Compound interest, the eighth wonder

Compound interest is interest earned on your interest — the force behind long-term wealth. This guide explains how it works, the maths, and how to make it work hardest for you.

The basics

Simple vs compound interest

Simple interest is earned only on your original amount. Compound interest is earned on your original amount plus all the interest already added — so each period's interest is bigger than the last. Over a few years the difference is modest; over decades it's enormous. This is why compounding is often called the eighth wonder of the world, and why starting early beats saving more later.

Future value = P × (1 + r)n + regular contributions compounded
The levers

Rate, time and frequency

Three things drive the result. The rate of return: even 1% extra a year compounds into a large gap over decades. Time: the single most powerful lever, because the steepest growth happens at the end. And compounding frequency: interest added monthly grows slightly faster than annually, as it starts compounding sooner. Regular contributions supercharge all three by constantly adding new money to compound.

Quick maths

The Rule of 72

To estimate how long an investment takes to double, divide 72 by the annual return. At 6% a year, money doubles in about 12 years (72 ÷ 6); at 8%, in 9 years. It's a handy mental shortcut for grasping the power — and the cost of a lower rate or higher fees, which extend the doubling time.

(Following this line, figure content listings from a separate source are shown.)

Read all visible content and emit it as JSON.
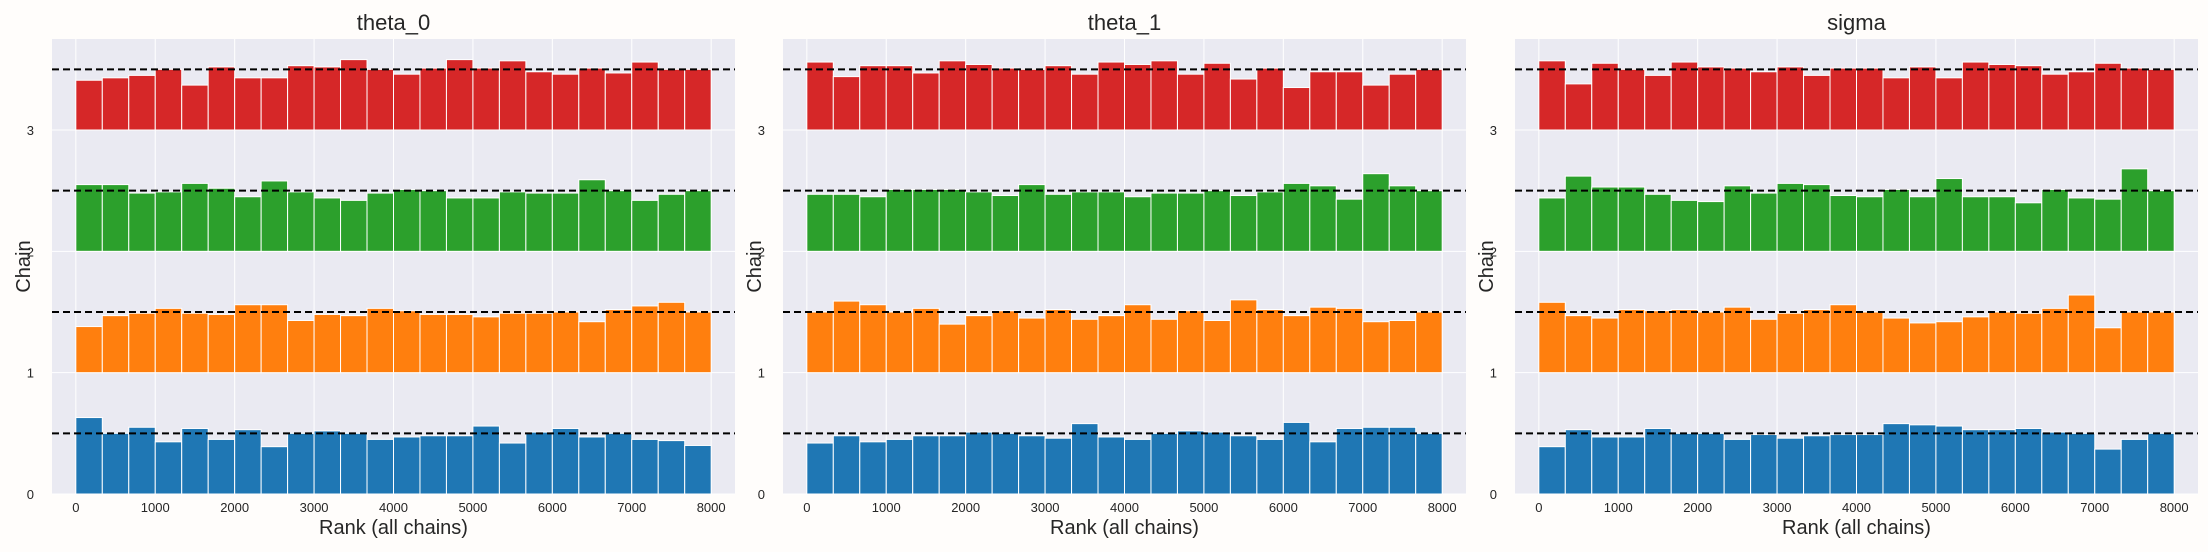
{
  "colors": {
    "background": "#fffdfb",
    "plot_bg": "#eaeaf2",
    "grid": "#ffffff",
    "reference_line": "#000000",
    "chain_0": "#1f77b4",
    "chain_1": "#ff7f0e",
    "chain_2": "#2ca02c",
    "chain_3": "#d62728"
  },
  "chart_data": [
    {
      "type": "bar",
      "subtype": "rank-histogram",
      "title": "theta_0",
      "xlabel": "Rank (all chains)",
      "ylabel": "Chain",
      "xlim": [
        -300,
        8300
      ],
      "ylim": [
        0,
        3.75
      ],
      "xticks": [
        "0",
        "1000",
        "2000",
        "3000",
        "4000",
        "5000",
        "6000",
        "7000",
        "8000"
      ],
      "yticks": [
        "0",
        "1",
        "2",
        "3"
      ],
      "grid": true,
      "bins": 24,
      "bin_edges": [
        0,
        8000
      ],
      "reference_level": 0.5,
      "chains": [
        {
          "chain": 0,
          "values": [
            0.63,
            0.5,
            0.55,
            0.43,
            0.54,
            0.45,
            0.53,
            0.39,
            0.5,
            0.52,
            0.5,
            0.45,
            0.47,
            0.48,
            0.48,
            0.56,
            0.42,
            0.51,
            0.54,
            0.47,
            0.5,
            0.45,
            0.44,
            0.4
          ]
        },
        {
          "chain": 1,
          "values": [
            0.38,
            0.47,
            0.49,
            0.53,
            0.49,
            0.48,
            0.56,
            0.56,
            0.43,
            0.48,
            0.47,
            0.53,
            0.51,
            0.48,
            0.48,
            0.46,
            0.49,
            0.49,
            0.5,
            0.42,
            0.52,
            0.55,
            0.58,
            0.5
          ]
        },
        {
          "chain": 2,
          "values": [
            0.55,
            0.55,
            0.48,
            0.49,
            0.56,
            0.52,
            0.45,
            0.58,
            0.49,
            0.44,
            0.42,
            0.48,
            0.51,
            0.5,
            0.44,
            0.44,
            0.49,
            0.48,
            0.48,
            0.59,
            0.5,
            0.42,
            0.47,
            0.5
          ]
        },
        {
          "chain": 3,
          "values": [
            0.41,
            0.43,
            0.45,
            0.5,
            0.37,
            0.52,
            0.43,
            0.43,
            0.53,
            0.52,
            0.58,
            0.5,
            0.46,
            0.51,
            0.58,
            0.51,
            0.57,
            0.48,
            0.46,
            0.51,
            0.47,
            0.56,
            0.5,
            0.5
          ]
        }
      ]
    },
    {
      "type": "bar",
      "subtype": "rank-histogram",
      "title": "theta_1",
      "xlabel": "Rank (all chains)",
      "ylabel": "Chain",
      "xlim": [
        -300,
        8300
      ],
      "ylim": [
        0,
        3.75
      ],
      "xticks": [
        "0",
        "1000",
        "2000",
        "3000",
        "4000",
        "5000",
        "6000",
        "7000",
        "8000"
      ],
      "yticks": [
        "0",
        "1",
        "2",
        "3"
      ],
      "grid": true,
      "bins": 24,
      "bin_edges": [
        0,
        8000
      ],
      "reference_level": 0.5,
      "chains": [
        {
          "chain": 0,
          "values": [
            0.42,
            0.48,
            0.43,
            0.45,
            0.48,
            0.48,
            0.51,
            0.5,
            0.48,
            0.46,
            0.58,
            0.47,
            0.45,
            0.5,
            0.52,
            0.51,
            0.48,
            0.45,
            0.59,
            0.43,
            0.54,
            0.55,
            0.55,
            0.5
          ]
        },
        {
          "chain": 1,
          "values": [
            0.5,
            0.59,
            0.56,
            0.5,
            0.53,
            0.4,
            0.47,
            0.51,
            0.45,
            0.52,
            0.44,
            0.47,
            0.56,
            0.44,
            0.51,
            0.43,
            0.6,
            0.52,
            0.47,
            0.54,
            0.53,
            0.42,
            0.43,
            0.5
          ]
        },
        {
          "chain": 2,
          "values": [
            0.47,
            0.47,
            0.45,
            0.51,
            0.51,
            0.51,
            0.49,
            0.46,
            0.55,
            0.47,
            0.49,
            0.49,
            0.45,
            0.48,
            0.48,
            0.5,
            0.46,
            0.49,
            0.56,
            0.54,
            0.43,
            0.64,
            0.54,
            0.5
          ]
        },
        {
          "chain": 3,
          "values": [
            0.56,
            0.44,
            0.53,
            0.53,
            0.47,
            0.57,
            0.54,
            0.51,
            0.5,
            0.53,
            0.46,
            0.56,
            0.54,
            0.57,
            0.46,
            0.55,
            0.42,
            0.51,
            0.35,
            0.48,
            0.48,
            0.37,
            0.46,
            0.5
          ]
        }
      ]
    },
    {
      "type": "bar",
      "subtype": "rank-histogram",
      "title": "sigma",
      "xlabel": "Rank (all chains)",
      "ylabel": "Chain",
      "xlim": [
        -300,
        8300
      ],
      "ylim": [
        0,
        3.75
      ],
      "xticks": [
        "0",
        "1000",
        "2000",
        "3000",
        "4000",
        "5000",
        "6000",
        "7000",
        "8000"
      ],
      "yticks": [
        "0",
        "1",
        "2",
        "3"
      ],
      "grid": true,
      "bins": 24,
      "bin_edges": [
        0,
        8000
      ],
      "reference_level": 0.5,
      "chains": [
        {
          "chain": 0,
          "values": [
            0.39,
            0.53,
            0.47,
            0.47,
            0.54,
            0.5,
            0.5,
            0.45,
            0.49,
            0.46,
            0.48,
            0.49,
            0.49,
            0.58,
            0.57,
            0.56,
            0.53,
            0.53,
            0.54,
            0.51,
            0.5,
            0.37,
            0.45,
            0.5
          ]
        },
        {
          "chain": 1,
          "values": [
            0.58,
            0.47,
            0.45,
            0.52,
            0.51,
            0.52,
            0.5,
            0.54,
            0.44,
            0.49,
            0.52,
            0.56,
            0.5,
            0.45,
            0.41,
            0.42,
            0.46,
            0.5,
            0.49,
            0.53,
            0.64,
            0.37,
            0.5,
            0.5
          ]
        },
        {
          "chain": 2,
          "values": [
            0.44,
            0.62,
            0.53,
            0.53,
            0.47,
            0.42,
            0.41,
            0.54,
            0.48,
            0.56,
            0.55,
            0.46,
            0.45,
            0.51,
            0.45,
            0.6,
            0.45,
            0.45,
            0.4,
            0.51,
            0.44,
            0.43,
            0.68,
            0.5
          ]
        },
        {
          "chain": 3,
          "values": [
            0.57,
            0.38,
            0.55,
            0.5,
            0.45,
            0.56,
            0.52,
            0.51,
            0.48,
            0.52,
            0.45,
            0.51,
            0.51,
            0.43,
            0.52,
            0.43,
            0.56,
            0.54,
            0.53,
            0.46,
            0.48,
            0.55,
            0.51,
            0.5
          ]
        }
      ]
    }
  ]
}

Fees and inflation compound too

A 1% annual fee compounds against you exactly like returns compound for you — over decades it can cost a large slice of the pot. And inflation erodes real value, so compare returns to inflation, not just to zero.
Apply it

Where compounding works for you

Compounding powers ISAs, pensions, savings accounts and investment funds. To harness it: start as early as possible, reinvest all interest and dividends, contribute regularly, keep charges low, and leave it alone — withdrawing early breaks the compounding chain. Tax wrappers like ISAs and pensions let the growth compound without tax dragging on it each year.

Avoid these

Common mistakes

  • Waiting to start. The biggest growth happens in the final years, so delaying loses the most valuable compounding time.
  • Not reinvesting. Spending the interest or dividends stops them compounding. Reinvest to keep the snowball rolling.
  • Ignoring fees. High charges compound against you. A low-cost fund can be worth tens of thousands over time.
  • Comparing to zero, not inflation. A 2% return when inflation is 3% loses real value. Aim to beat inflation.